Elle dit ce dernier mot avec un ton de fierté qui me fit peur. Elle semblait mettre tout son orgueil à n'être pas devinée. Je m'attachai à la deviner malgré elle, et cela assez froidement. Boccaferri loua Célio avec enthousiasme; il pleurait presque de joie de l'avoir vu si bien jouer. Le fait est qu'il avait été le plus froid, le plus railleur, le plus pervers des hommes.—C'est grâce à toi, dit-il à la Boccaferri; tu es si irritée et si hautaine, que tu me rends méchant. Je me fais de glace devant tes reproches, parce que je me sens poussé à bout et prêt à éclater. Tiens! ma vieille, tu devrais toujours être ainsi; je reprendrais les forces que m'ôtent ta bonté et ta douceur accoutumées.
—Eh bien, répondit-elle, je ne te conseille pas de jouer souvent ces rôles-là avec moi: je t'y rendrais des points.

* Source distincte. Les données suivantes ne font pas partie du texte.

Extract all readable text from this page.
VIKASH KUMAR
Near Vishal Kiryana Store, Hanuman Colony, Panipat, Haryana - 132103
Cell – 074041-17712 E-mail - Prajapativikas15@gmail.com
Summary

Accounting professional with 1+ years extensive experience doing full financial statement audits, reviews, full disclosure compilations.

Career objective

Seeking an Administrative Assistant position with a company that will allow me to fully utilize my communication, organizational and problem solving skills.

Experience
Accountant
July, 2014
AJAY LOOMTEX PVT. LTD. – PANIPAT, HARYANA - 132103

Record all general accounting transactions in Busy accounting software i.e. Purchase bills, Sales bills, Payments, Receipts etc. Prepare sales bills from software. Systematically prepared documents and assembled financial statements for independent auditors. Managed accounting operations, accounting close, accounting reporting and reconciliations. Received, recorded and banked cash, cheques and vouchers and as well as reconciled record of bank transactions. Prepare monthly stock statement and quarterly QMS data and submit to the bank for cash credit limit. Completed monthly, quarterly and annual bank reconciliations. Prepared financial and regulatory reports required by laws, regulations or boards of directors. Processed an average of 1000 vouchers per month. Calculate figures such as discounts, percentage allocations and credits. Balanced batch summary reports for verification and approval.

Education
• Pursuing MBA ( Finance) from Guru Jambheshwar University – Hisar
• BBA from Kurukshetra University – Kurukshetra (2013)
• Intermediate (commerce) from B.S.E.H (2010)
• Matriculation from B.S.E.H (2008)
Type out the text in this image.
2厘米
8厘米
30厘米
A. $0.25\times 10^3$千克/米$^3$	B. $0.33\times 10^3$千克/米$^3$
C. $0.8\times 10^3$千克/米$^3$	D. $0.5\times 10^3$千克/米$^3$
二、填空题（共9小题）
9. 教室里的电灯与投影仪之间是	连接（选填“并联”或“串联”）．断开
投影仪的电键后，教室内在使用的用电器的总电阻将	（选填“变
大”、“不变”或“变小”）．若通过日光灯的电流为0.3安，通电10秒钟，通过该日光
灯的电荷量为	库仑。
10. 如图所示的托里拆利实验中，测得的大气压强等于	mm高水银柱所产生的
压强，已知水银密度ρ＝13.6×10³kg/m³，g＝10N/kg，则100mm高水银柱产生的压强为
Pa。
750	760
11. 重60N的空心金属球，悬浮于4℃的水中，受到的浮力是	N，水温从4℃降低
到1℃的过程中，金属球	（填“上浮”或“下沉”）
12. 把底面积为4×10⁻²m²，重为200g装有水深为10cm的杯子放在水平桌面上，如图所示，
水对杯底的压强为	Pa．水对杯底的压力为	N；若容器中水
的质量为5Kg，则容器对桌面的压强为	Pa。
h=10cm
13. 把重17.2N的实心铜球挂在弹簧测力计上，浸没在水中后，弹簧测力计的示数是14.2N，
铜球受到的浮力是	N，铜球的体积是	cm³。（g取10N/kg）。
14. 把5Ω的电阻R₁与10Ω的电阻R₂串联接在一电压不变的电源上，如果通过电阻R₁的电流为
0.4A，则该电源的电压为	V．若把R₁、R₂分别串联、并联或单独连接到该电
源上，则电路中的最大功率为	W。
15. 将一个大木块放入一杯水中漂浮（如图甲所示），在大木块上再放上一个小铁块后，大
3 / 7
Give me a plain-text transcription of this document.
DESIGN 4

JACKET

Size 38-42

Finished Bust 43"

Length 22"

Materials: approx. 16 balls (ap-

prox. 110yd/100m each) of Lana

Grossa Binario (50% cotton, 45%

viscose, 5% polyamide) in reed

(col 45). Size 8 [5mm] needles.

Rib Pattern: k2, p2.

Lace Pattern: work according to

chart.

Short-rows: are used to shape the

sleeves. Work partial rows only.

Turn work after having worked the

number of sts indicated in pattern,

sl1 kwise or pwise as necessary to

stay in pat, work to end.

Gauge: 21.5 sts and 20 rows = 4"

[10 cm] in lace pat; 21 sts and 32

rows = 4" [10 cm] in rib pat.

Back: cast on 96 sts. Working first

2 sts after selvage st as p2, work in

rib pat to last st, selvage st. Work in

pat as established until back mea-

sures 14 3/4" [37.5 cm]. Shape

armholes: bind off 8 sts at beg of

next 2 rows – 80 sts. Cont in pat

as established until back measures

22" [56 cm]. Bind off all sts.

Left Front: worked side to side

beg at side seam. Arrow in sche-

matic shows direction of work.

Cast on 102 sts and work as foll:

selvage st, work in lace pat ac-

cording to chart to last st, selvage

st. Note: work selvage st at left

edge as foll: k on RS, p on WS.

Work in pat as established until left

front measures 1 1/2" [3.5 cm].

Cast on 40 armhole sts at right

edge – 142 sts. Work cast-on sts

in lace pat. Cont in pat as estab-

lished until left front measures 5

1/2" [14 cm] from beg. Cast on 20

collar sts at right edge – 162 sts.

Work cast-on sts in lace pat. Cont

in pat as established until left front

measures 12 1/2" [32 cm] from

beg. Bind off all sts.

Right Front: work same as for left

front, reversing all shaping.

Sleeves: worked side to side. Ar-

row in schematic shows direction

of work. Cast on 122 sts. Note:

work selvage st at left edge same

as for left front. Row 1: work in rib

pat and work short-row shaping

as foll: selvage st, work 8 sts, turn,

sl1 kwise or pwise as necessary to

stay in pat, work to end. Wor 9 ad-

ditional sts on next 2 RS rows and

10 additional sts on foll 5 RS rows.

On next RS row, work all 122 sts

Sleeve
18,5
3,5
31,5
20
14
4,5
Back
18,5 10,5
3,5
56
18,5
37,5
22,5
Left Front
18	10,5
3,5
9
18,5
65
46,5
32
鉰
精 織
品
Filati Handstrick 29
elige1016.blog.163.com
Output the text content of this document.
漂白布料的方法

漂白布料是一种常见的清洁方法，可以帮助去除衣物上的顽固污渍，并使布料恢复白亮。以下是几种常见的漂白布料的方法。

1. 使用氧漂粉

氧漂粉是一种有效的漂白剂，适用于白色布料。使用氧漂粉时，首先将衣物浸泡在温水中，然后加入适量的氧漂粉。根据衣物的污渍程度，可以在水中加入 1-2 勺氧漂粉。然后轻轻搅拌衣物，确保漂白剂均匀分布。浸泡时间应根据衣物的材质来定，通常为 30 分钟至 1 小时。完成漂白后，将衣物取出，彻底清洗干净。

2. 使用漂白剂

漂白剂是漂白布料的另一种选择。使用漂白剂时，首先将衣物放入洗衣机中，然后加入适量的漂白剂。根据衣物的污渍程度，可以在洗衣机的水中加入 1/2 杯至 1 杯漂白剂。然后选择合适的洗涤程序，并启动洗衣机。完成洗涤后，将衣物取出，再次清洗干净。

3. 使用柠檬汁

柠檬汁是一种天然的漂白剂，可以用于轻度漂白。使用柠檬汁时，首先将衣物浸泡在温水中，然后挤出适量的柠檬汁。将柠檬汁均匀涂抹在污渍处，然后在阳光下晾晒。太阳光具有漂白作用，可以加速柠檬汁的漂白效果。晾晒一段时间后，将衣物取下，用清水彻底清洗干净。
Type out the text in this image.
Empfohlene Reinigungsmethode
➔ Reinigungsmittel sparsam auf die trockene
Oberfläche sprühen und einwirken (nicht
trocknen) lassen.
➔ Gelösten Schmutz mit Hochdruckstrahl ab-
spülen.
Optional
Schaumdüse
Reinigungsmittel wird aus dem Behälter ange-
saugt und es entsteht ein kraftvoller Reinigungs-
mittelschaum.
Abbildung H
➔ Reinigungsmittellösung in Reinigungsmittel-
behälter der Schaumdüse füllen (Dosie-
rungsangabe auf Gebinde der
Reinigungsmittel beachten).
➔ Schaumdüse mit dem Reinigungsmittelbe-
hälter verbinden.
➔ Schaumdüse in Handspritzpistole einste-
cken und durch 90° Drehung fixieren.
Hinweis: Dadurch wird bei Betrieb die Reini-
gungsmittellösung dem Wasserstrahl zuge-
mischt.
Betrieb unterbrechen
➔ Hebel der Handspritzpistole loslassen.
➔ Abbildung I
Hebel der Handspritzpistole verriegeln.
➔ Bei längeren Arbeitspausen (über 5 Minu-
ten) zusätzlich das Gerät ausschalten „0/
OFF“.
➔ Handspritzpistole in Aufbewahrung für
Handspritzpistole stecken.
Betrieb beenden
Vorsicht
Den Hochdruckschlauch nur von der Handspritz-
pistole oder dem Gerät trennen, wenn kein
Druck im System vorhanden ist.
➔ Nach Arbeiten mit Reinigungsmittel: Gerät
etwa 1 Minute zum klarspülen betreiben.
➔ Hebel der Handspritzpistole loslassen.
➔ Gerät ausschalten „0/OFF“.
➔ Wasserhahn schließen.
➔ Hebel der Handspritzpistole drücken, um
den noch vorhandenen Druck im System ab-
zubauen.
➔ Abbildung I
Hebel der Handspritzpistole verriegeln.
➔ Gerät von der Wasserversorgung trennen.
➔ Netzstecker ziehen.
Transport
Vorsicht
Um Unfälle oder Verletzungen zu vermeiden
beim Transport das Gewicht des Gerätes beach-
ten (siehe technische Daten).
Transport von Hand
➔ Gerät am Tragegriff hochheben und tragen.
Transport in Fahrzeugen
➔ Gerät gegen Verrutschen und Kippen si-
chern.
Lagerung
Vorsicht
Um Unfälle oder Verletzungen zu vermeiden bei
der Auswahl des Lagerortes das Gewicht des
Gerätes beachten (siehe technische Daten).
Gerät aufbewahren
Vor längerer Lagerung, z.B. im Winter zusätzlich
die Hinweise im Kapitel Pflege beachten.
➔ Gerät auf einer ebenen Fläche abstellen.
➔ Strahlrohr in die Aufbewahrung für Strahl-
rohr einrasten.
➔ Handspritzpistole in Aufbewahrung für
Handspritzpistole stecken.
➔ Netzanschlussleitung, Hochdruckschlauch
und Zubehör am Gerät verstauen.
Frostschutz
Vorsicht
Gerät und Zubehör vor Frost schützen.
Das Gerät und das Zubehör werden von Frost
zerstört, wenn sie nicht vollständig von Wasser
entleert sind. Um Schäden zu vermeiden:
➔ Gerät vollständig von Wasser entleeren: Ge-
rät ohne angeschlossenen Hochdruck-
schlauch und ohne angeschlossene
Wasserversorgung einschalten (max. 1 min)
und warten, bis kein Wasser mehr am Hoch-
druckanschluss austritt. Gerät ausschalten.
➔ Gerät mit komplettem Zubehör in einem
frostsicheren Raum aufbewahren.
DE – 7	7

Il se pencha vers elle, et, baissant la voix:—Serais-tu capable d'être la femelle d'un tigre? lui dit-il.
—Cela est bon pour le théâtre, répondit-elle (et il me sembla qu'elle parlait exprès de manière à ce que je ne perdisse pas sa réponse). Dans la vie réelle, Célio, je mépriserai un usage si petit, si facile et si niais de ma force. Pourquoi suis-je si méchante, ici dans ce rôle? C'est que rien n'est plus aisé que l'affectation. Ne sois donc pas trop vain de ton succès d'aujourd'hui. La force dans l'excitation, c'est le pont aux ânes! La force dans le calme.... Tu y viendras peut-être, mais tu n'y es pas encore. Essaie de faire Ottavio, et nous verrons!
—Vous êtes une comédienne fort acerbe et fort jalouse de son talent! dit Célio en se mordant les lèvres si fort, que sa moustache rousse, collée à sa lèvre, tomba sur son rabat de dentelle.
—Tu perds ton poil de tigre, lui dit tranquillement la Boccaferri en rattrapant la moustache; tu as raison de faire une peau neuve!
—Vous croyez que vous opérerez ce miracle?
—Oui, si je veux m'en donner la peine, mais je ne le promets pas.
Je vis qu'ils s'aimaient sans vouloir se l'avouer à eux-mêmes, et je regardai Stella, qui était belle comme un ange en me présentant un masque pour la scène du bal. Elle avait cet air généreux et brave d'une personne qui renonce à vous plaire sans renoncer à vous aimer. Un élan de coeur, plein de vaillance, qui ne me permit pas d'hésiter, me fit tirer de mon sein le noeud cerise que j'y avais caché, et je le lui montrai mystérieusement. Tout son courage l'abandonna; elle rougit, et ses yeux se remplirent de larmes. Je vis que Stella était une sensitive, et que je venais de me donner pour jamais ou de faire une lâcheté. Dès ce moment, je ne regardai plus en arrière, et je m'abandonnai tout entier au bonheur, bien nouveau pour moi, d'être chastement et naïvement aimé.